Agreed Drew. 'Needle in a haystack' only relates to that situation where people are looking for a specific item or that there is a specific item that relates to their needs. It doesn't relate to the exploratory process. It was just an example of how a metaphor can be used when facilitating IL - and stems from the work of Bruce, Edwards and Lupton in Australia. It's not meant to be a metaphor for information literacy!
So far I've been sent all sort of interesting ideas that relate to explaining different aspects of IL including:
1. mapping metaphor ... mapping the information landscape (students map the landscape)
2. text books as basic guides to a 'place' (i.e. subject)
3. cooking metaphor:
What ingredients do you need?
Incorporates:
Decide what you need to know
Types of information
Identify the resources you need
Learn how to search (building a search strategy)
Where can you get the ingredients?
Incorporates:
Using books, journals, databases, internet
What, which, how
How does it taste?
Incorporates:
Evaluate the search results
Evaluate your search strategy
What is the recipe?
Incorporates:
Referencing
Plagiarism
4. the information landscape http://findit.port.ac.uk/Nuggets/index.html
5. "sporty reader" for students to describe their research habits. In sporty readers you have to describe how you read in terms of a sport (i.e.: " I am a deep-sea diver, I like to immerse myself in a new environment, sometimes it is murky, sometimes beautiful and colourful etc " you get the idea). For researching so far I had an orienteer (brilliant!), a hill-walker ("long and slow process but you get a great view at the top", fly-fishing (dips in)
6. themes that play on constructive activities like gardening, or environmental protection more generally. Information is a constitutive part of the human environment, just as much as is any "natural" resource. It can be polluted, enclosed, degraded, exploited in unsustainable ways. Or it can be nurtured, protected against pests and neglect, healthily managed in a sustainable way.
Let's have some more! We should have a prize ! )
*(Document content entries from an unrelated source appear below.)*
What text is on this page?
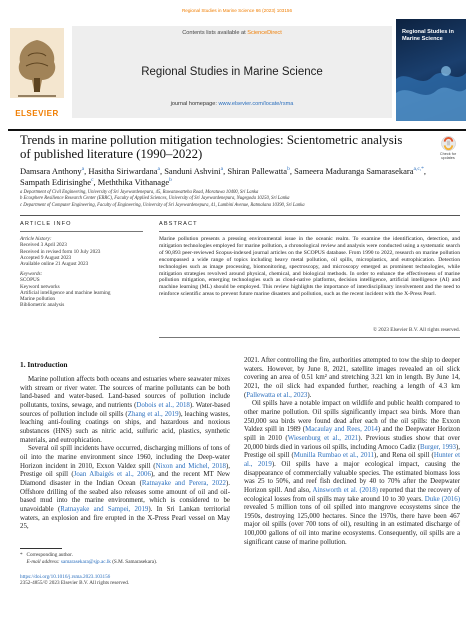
Regional Studies in Marine Science 66 (2023) 103156
ELSEVIER
Contents lists available at ScienceDirect
Regional Studies in Marine Science
journal homepage: www.elsevier.com/locate/rsma
Regional Studies in Marine Science
Trends in marine pollution mitigation technologies: Scientometric analysis of published literature (1990–2022)	Check for updates
Damsara Anthony$^a$, Hasitha Siriwardana$^a$, Sanduni Ashvini$^a$, Shiran Pallewatta$^b$, Sameera Maduranga Samarasekara$^{a,c,*}$, Sampath Edirisinghe$^c$, Meththika Vithanage$^b$
a Department of Civil Engineering, University of Sri Jayewardenepura, 45, Rawatawatteha Road, Moratuwa 10400, Sri Lanka
b Ecosphere Resilience Research Center (ERRC), Faculty of Applied Sciences, University of Sri Jayewardenepura, Nugegoda 10250, Sri Lanka
c Department of Computer Engineering, Faculty of Engineering, University of Sri Jayewardenepura, 41, Lumbini Avenue, Ratmalana 10390, Sri Lanka
ARTICLE INFO	ABSTRACT
Article history:
Received 3 April 2023
Received in revised form 10 July 2023
Accepted 9 August 2023
Available online 21 August 2023
Keywords:
SCOPUS
Keyword networks
Artificial intelligence and machine learning
Marine pollution
Bibliometric analysis
Marine pollution presents a pressing environmental issue in the oceanic realm. To examine the identification, detection, and mitigation technologies employed for marine pollution, a chronological review and analysis were conducted using a systematic search of 90,893 peer-reviewed Scopus-indexed journal articles on the SCOPUS database. From 1990 to 2022, research on marine pollution encompassed a wide range of topics including heavy metal pollution, oil spills, microplastics, and eutrophication. Detection technologies such as image processing, biomonitoring, spectroscopy, and microscopy emerged as prominent technologies, while mitigation strategies revolved around physical, chemical, and biological methods. In order to enhance the effectiveness of marine pollution mitigation, emerging technologies such as cloud-native platforms, decision intelligence, artificial intelligence (AI) and machine learning (ML) should be employed. This review highlights the importance of interdisciplinary involvement and the need to reinforce scientific areas to prevent future marine disasters and pollution, such as the recent incident with the X-Press Pearl.
© 2023 Elsevier B.V. All rights reserved.
1. Introduction

Marine pollution affects both oceans and estuaries where seawater mixes with stream or river water. The sources of marine pollutants can be both land-based and water-based. Land-based sources of pollution include pollutants, toxins, sewage, and nutrients (Dobois et al., 2018). Water-based sources of pollution include oil spills (Zhang et al., 2019), leaching wastes, leaching anti-fouling coatings on ships, and hazardous and noxious substances (HNS) such as nitric acid, sulfuric acid, plastics, synthetic materials, and eutrophication.

Several oil spill incidents have occurred, discharging millions of tons of oil into the marine environment since 1960, including the Deep-water Horizon incident in 2010, Exxon Valdez spill (Nixon and Michel, 2018), Prestige oil spill (Joan Albaigés et al., 2006), and the recent MT New Diamond disaster in the Indian Ocean (Ratnayake and Perera, 2022). Offshore drilling of the seabed also releases some amount of oil and oil-based mud into the marine environment, which is considered to be unavoidable (Ratnayake and Sampei, 2019). In Sri Lankan territorial waters, an explosion and fire erupted in the X-Press Pearl vessel on May 25,

2021. After controlling the fire, authorities attempted to tow the ship to deeper waters. However, by June 8, 2021, satellite images revealed an oil slick covering an area of 0.51 km² and stretching 3.21 km in length. By June 14, 2021, the oil slick had expanded further, reaching a length of 4.3 km (Pallewatta et al., 2023).

Oil spills have a notable impact on wildlife and public health compared to other marine pollution. Oil spills significantly impact sea birds. More than 250,000 sea birds were found dead after each of the oil spills: the Exxon Valdez spill in 1989 (Macaulay and Rees, 2014) and the Deepwater Horizon spill in 2010 (Wiesenburg et al., 2021). Previous studies show that over 20,000 birds died in various oil spills, including Amoco Cadiz (Burger, 1993), Prestige oil spill (Munilla Rumbao et al., 2011), and Rena oil spill (Hunter et al., 2019). Oil spills have a major ecological impact, causing the disappearance of commercially valuable species. The estimated biomass loss was 25 to 50%, and reef fish declined by 40 to 70% after the Deepwater Horizon spill. And also, Ainsworth et al. (2018) reported that the recovery of ecological losses from oil spills may take around 10 to 30 years. Duke (2016) revealed 5 million tons of oil spilled into mangrove ecosystems since the 1950s, destroying 125,000 hectares. Since the 1970s, there have been 467 major oil spills (over 700 tons of oil), resulting in an estimated discharge of 100,000 gallons of oil into marine ecosystems. Consequently, oil spills are a significant cause of marine pollution.

* Corresponding author.
E-mail address: samarasekara@sjp.ac.lk (S.M. Samarasekara).
https://doi.org/10.1016/j.rsma.2023.103156
2352-4855/© 2023 Elsevier B.V. All rights reserved.
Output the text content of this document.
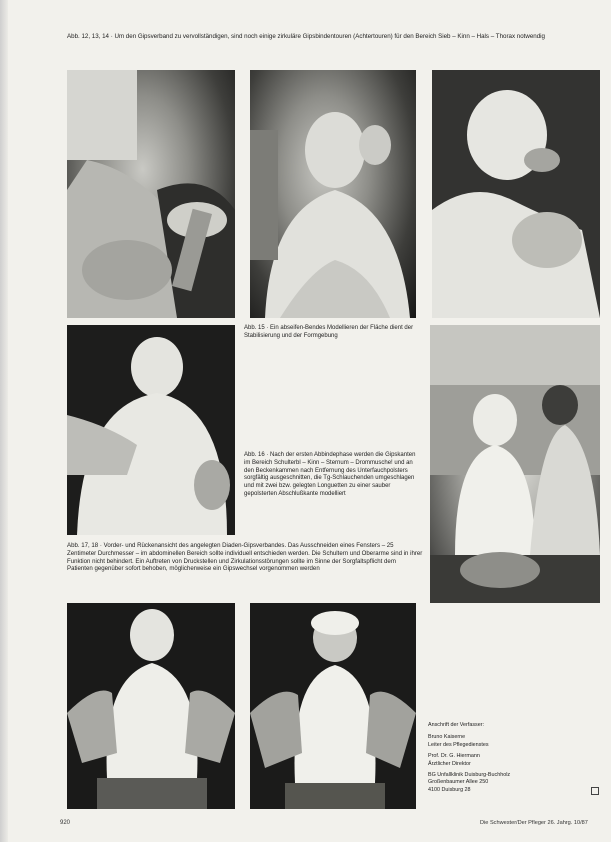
Abb. 12, 13, 14 · Um den Gipsverband zu vervollständigen, sind noch einige zirkuläre Gipsbindentouren (Achtertouren) für den Bereich Sieb – Kinn – Hals – Thorax notwendig
Abb. 15 · Ein abseifen-Bendes Modellieren der Fläche dient der Stabilisierung und der Formgebung
Abb. 16 · Nach der ersten Abbindephase werden die Gipskanten im Bereich Schulterbl – Kinn – Sternum – Drommusche! und an den Beckenkammen nach Entfernung des Unterfauchpolsters sorgfältig ausgeschnitten, die Tg-Schlauchenden umgeschlagen und mit zwei bzw. gelegten Longuetten zu einer sauber gepolsterten Abschlußkante modelliert
Abb. 17, 18 · Vorder- und Rückenansicht des angelegten Diaden-Gipsverbandes. Das Ausschneiden eines Fensters – 25 Zentimeter Durchmesser – im abdominellen Bereich sollte individuell entschieden werden. Die Schultern und Oberarme sind in ihrer Funktion nicht behindert. Ein Auftreten von Druckstellen und Zirkulationsstörungen sollte im Sinne der Sorgfaltspflicht dem Patienten gegenüber sofort behoben, möglicherweise ein Gipswechsel vorgenommen werden
Anschrift der Verfasser:
Bruno Kaiserne
Leiter des Pflegedienstes
Prof. Dr. G. Hiermann
Ärztlicher Direktor
BG Unfallklinik Duisburg-Buchholz
Großenbaumer Allee 250
4100 Duisburg 28
920	Die Schwester/Der Pfleger 26. Jahrg. 10/87
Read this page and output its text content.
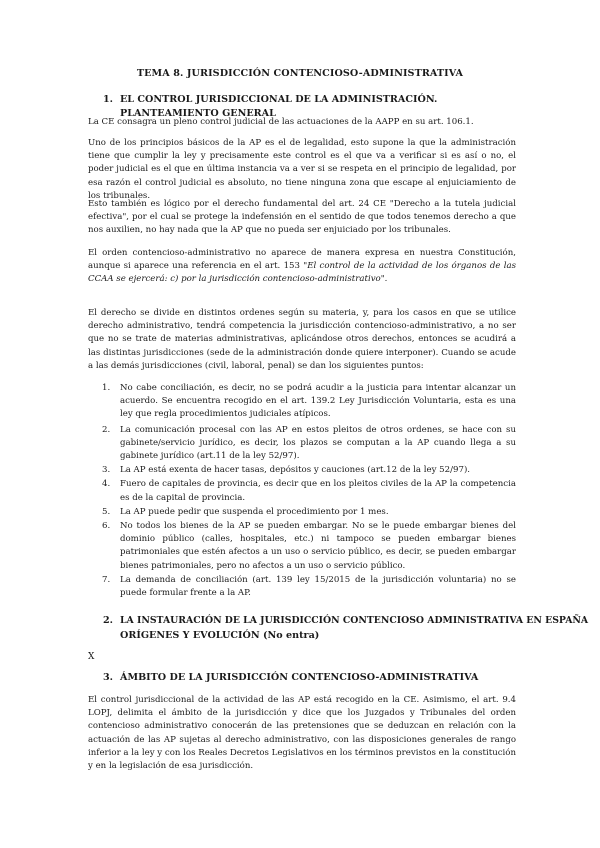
TEMA 8. JURISDICCIÓN CONTENCIOSO-ADMINISTRATIVA
1. EL CONTROL JURISDICCIONAL DE LA ADMINISTRACIÓN. PLANTEAMIENTO GENERAL
La CE consagra un pleno control judicial de las actuaciones de la AAPP en su art. 106.1.
Uno de los principios básicos de la AP es el de legalidad, esto supone la que la administración tiene que cumplir la ley y precisamente este control es el que va a verificar si es así o no, el poder judicial es el que en última instancia va a ver si se respeta en el principio de legalidad, por esa razón el control judicial es absoluto, no tiene ninguna zona que escape al enjuiciamiento de los tribunales.
Esto también es lógico por el derecho fundamental del art. 24 CE "Derecho a la tutela judicial efectiva", por el cual se protege la indefensión en el sentido de que todos tenemos derecho a que nos auxilien, no hay nada que la AP que no pueda ser enjuiciado por los tribunales.
El orden contencioso-administrativo no aparece de manera expresa en nuestra Constitución, aunque si aparece una referencia en el art. 153 "El control de la actividad de los órganos de las CCAA se ejercerá: c) por la jurisdicción contencioso-administrativo".
El derecho se divide en distintos ordenes según su materia, y, para los casos en que se utilice derecho administrativo, tendrá competencia la jurisdicción contencioso-administrativo, a no ser que no se trate de materias administrativas, aplicándose otros derechos, entonces se acudirá a las distintas jurisdicciones (sede de la administración donde quiere interponer). Cuando se acude a las demás jurisdicciones (civil, laboral, penal) se dan los siguientes puntos:
1. No cabe conciliación, es decir, no se podrá acudir a la justicia para intentar alcanzar un acuerdo. Se encuentra recogido en el art. 139.2 Ley Jurisdicción Voluntaria, esta es una ley que regla procedimientos judiciales atípicos.
2. La comunicación procesal con las AP en estos pleitos de otros ordenes, se hace con su gabinete/servicio jurídico, es decir, los plazos se computan a la AP cuando llega a su gabinete jurídico (art.11 de la ley 52/97).
3. La AP está exenta de hacer tasas, depósitos y cauciones (art.12 de la ley 52/97).
4. Fuero de capitales de provincia, es decir que en los pleitos civiles de la AP la competencia es de la capital de provincia.
5. La AP puede pedir que suspenda el procedimiento por 1 mes.
6. No todos los bienes de la AP se pueden embargar. No se le puede embargar bienes del dominio público (calles, hospitales, etc.) ni tampoco se pueden embargar bienes patrimoniales que estén afectos a un uso o servicio público, es decir, se pueden embargar bienes patrimoniales, pero no afectos a un uso o servicio público.
7. La demanda de conciliación (art. 139 ley 15/2015 de la jurisdicción voluntaria) no se puede formular frente a la AP.
2. LA INSTAURACIÓN DE LA JURISDICCIÓN CONTENCIOSO ADMINISTRATIVA EN ESPAÑA
ORÍGENES Y EVOLUCIÓN (No entra)
X
3. ÁMBITO DE LA JURISDICCIÓN CONTENCIOSO-ADMINISTRATIVA
El control jurisdiccional de la actividad de las AP está recogido en la CE. Asimismo, el art. 9.4 LOPJ, delimita el ámbito de la jurisdicción y dice que los Juzgados y Tribunales del orden contencioso administrativo conocerán de las pretensiones que se deduzcan en relación con la actuación de las AP sujetas al derecho administrativo, con las disposiciones generales de rango inferior a la ley y con los Reales Decretos Legislativos en los términos previstos en la constitución y en la legislación de esa jurisdicción.
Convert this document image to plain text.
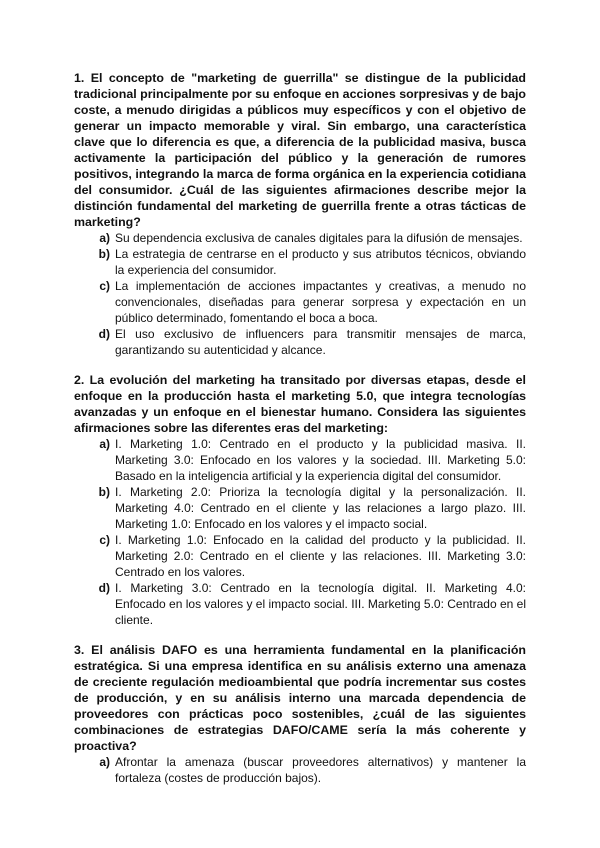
1. El concepto de "marketing de guerrilla" se distingue de la publicidad tradicional principalmente por su enfoque en acciones sorpresivas y de bajo coste, a menudo dirigidas a públicos muy específicos y con el objetivo de generar un impacto memorable y viral. Sin embargo, una característica clave que lo diferencia es que, a diferencia de la publicidad masiva, busca activamente la participación del público y la generación de rumores positivos, integrando la marca de forma orgánica en la experiencia cotidiana del consumidor. ¿Cuál de las siguientes afirmaciones describe mejor la distinción fundamental del marketing de guerrilla frente a otras tácticas de marketing?

a) Su dependencia exclusiva de canales digitales para la difusión de mensajes.
b) La estrategia de centrarse en el producto y sus atributos técnicos, obviando la experiencia del consumidor.
c) La implementación de acciones impactantes y creativas, a menudo no convencionales, diseñadas para generar sorpresa y expectación en un público determinado, fomentando el boca a boca.
d) El uso exclusivo de influencers para transmitir mensajes de marca, garantizando su autenticidad y alcance.

2. La evolución del marketing ha transitado por diversas etapas, desde el enfoque en la producción hasta el marketing 5.0, que integra tecnologías avanzadas y un enfoque en el bienestar humano. Considera las siguientes afirmaciones sobre las diferentes eras del marketing:

a) I. Marketing 1.0: Centrado en el producto y la publicidad masiva. II. Marketing 3.0: Enfocado en los valores y la sociedad. III. Marketing 5.0: Basado en la inteligencia artificial y la experiencia digital del consumidor.
b) I. Marketing 2.0: Prioriza la tecnología digital y la personalización. II. Marketing 4.0: Centrado en el cliente y las relaciones a largo plazo. III. Marketing 1.0: Enfocado en los valores y el impacto social.
c) I. Marketing 1.0: Enfocado en la calidad del producto y la publicidad. II. Marketing 2.0: Centrado en el cliente y las relaciones. III. Marketing 3.0: Centrado en los valores.
d) I. Marketing 3.0: Centrado en la tecnología digital. II. Marketing 4.0: Enfocado en los valores y el impacto social. III. Marketing 5.0: Centrado en el cliente.

3. El análisis DAFO es una herramienta fundamental en la planificación estratégica. Si una empresa identifica en su análisis externo una amenaza de creciente regulación medioambiental que podría incrementar sus costes de producción, y en su análisis interno una marcada dependencia de proveedores con prácticas poco sostenibles, ¿cuál de las siguientes combinaciones de estrategias DAFO/CAME sería la más coherente y proactiva?

a) Afrontar la amenaza (buscar proveedores alternativos) y mantener la fortaleza (costes de producción bajos).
I hope people don't mind me circulating these. Not sure if I should credit people. Please say if you want me to or would rather I didn't.
Best wishes,
Mark
-----Original Message-----
From: Information literacy and information skills teaching discussion list [mailto:[log in to unmask]] On Behalf Of Drew Whitworth
Sent: 08 June 2009 13:56
To: [log in to unmask]
Subject: Re: Kayaking and information liteacy
Quoting "[log in to unmask]" <[log in to unmask]>:
> Hi,
>
> I'd be interested to hear people's comments on a kayaking metaphor
> for teaching information literacy found at
> http://markhepworthsblog.blogspot.com/. Plus I'm still interested in
> the metaphors other people use to help learners relate to IL. It
> doesn't have to be elaborate. It could be something that helps
> visualise one aspect of information literacy, such as, using
> 'finding a needle in a haystack' when talking about information
> seeking. In fact the latter required explanation when working with
> international students - and should be used with caution!
>
> Best wishes,
>
> Mark
>
Actually I disagree with the "Needle in a haystack" metaphor in the
first place: I don't think it is best to cast IL as purely a process
of _finding_, as if we know full well the right answer is "there" and
if only we looked hard enough, for long enough, it'll appear. I don't
think that's a good metaphor at all.
Better for me are those themes that play on constructive activities
like gardening, or environmental protection more generally.
Information is a constitutive part of the human environment, just as
much as is any "natural" resource. It can be polluted, enclosed,
degraded, exploited in unsustainable ways. Or it can be nurtured,
protected against pests and neglect, healthily managed in a
sustainable way.
As I've written elsewhere (in Susie Andretta's edited 2007 collection
"Change and Challenge" and now my "Information Obesity"), IL is about
nurturing in people (all people, not just "students") the
"communicative competence" needed to take care of the informational
resources one is not only using now, but building for the future.
Drew Whitworth
--
"Many substances, when ingested, make the concepts of work and authority seem
highly unimportant. This is why they are almost always made illegal."